Allow me to suggest how to approach contracts in a way that makes your work with contracts more efficient and more gratifying.

The Dysfunction

A recurring theme in the posts I’ve written for publication here is that generally, contracts are a mess in terms of what they say and how they say it. That’s a function of how they’re created: by copy-and-pasting from precedent contracts of questionable quality and relevance, bolstered only by conventional wisdom that’s generally so flimsy you can poke holes in it with your finger.

That comes at a cost. Companies waste vast amounts of time and money as negotiations drag on unnecessarily. Deals happen and deals crater because of poor choices. Because of poor drafting, companies might well find that a contract doesn’t give them what they expected, and that can lead to disputes. And those who work with contracts are at risk of finding themselves overworked and floundering in the dysfunction.

Being an Informed Consumer

The foundation of working effectively with contracts is being an informed consumer of contract language—knowing how to say clearly, concisely, and consistently whatever you want to say. Without that, you’re doomed to floundering.

The path to being an informed consumer of contract language runs through my book A Manual of Style for Contract Drafting. It’s the only source of a comprehensive set of guidelines for clear contract language. It gives the conventional wisdom a sound thrashing, but no one has attempted to debunk it.
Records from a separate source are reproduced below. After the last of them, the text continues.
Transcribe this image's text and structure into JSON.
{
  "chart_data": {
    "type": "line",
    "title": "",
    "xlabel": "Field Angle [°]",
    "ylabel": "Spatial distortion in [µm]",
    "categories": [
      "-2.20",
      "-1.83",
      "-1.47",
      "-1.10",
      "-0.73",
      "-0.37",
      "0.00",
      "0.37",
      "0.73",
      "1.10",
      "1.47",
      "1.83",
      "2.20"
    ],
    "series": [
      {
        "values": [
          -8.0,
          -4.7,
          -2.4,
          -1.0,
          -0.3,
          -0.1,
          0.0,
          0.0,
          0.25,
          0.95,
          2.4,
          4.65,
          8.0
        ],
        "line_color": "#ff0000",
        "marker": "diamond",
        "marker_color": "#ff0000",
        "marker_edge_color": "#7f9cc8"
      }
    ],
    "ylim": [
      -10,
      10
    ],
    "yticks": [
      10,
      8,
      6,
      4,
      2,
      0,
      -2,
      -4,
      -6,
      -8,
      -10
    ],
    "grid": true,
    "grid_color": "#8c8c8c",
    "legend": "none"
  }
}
One reason is that anyone looking to take me on would have to do some serious work. Another reason is that I’m right—the choices I present aren’t complicated. (See this 2020 blog post for more about that.)

Handling the What-to-Say Part

Beyond knowing how to say in a contract whatever you want to say looms the challenge of what to say. You have to understand deal points and the various ways to address them and how they relate to your company’s (or your client’s) needs. Currently there’s no easy way to achieve that, other than seeking advice from those more experienced than you and rooting through commentary, doing your best to distinguish between what makes sense and flawed conventional wisdom.

You also have to understand the administration and dispute-resolution aspects of contracts. They’re addressed in what’s commonly called “boilerplate”—the miscellaneous provisions you find at the back of most contracts. Few have the time or inclination to give boilerplate much thought. And the commentary is a mish-mash. (Go here for links to my materials on boilerplate.)

Building an Effective Process

For an organization’s contracting to make sense, you can’t just rely on having individuals who understand what to say in contracts and how to say it. That’s because contracting requires a centralized process.

The process could be a bad one, such that it’s in the grip of inertia and relies on improvised assessments by individuals. Or it could rely on objective standards, instead of conventional wisdom. It could purge perverse incentives, such as the urge to make things seem more complicated than they are. It could adopt reasonable positions, to get deals done faster. It could use automation thoughtfully. And it could use data to inform its decisions.

If you want to achieve the latter kind of process, I recommend you follow the recommendations Alex Hamilton makes in Sign Here: The Enterprise Guide to Closing Contracts Quickly. (I blurbed it.) This sort of change isn’t easy—you won’t achieve it unless you’re willing to make a concerted break with whatever your process has been.

Civic Virtue

When you’re in control of what a contract says and how it says it, and when you work on contracts as part of a thought-out and standardized process, you’re spared the randomness, confusion, stress, and wheel-spinning that’s a feature of the traditional contracts process. So your work with contracts is easier.

It should also be more gratifying. An orderly process is a civic virtue—it allows us to work together for our collective benefit. We get a modest sense of lives shared. At a time when civic virtue is under attack, that’s not nothing. Yes, contracts are a tiny part of society, but you do your part and hope others do theirs.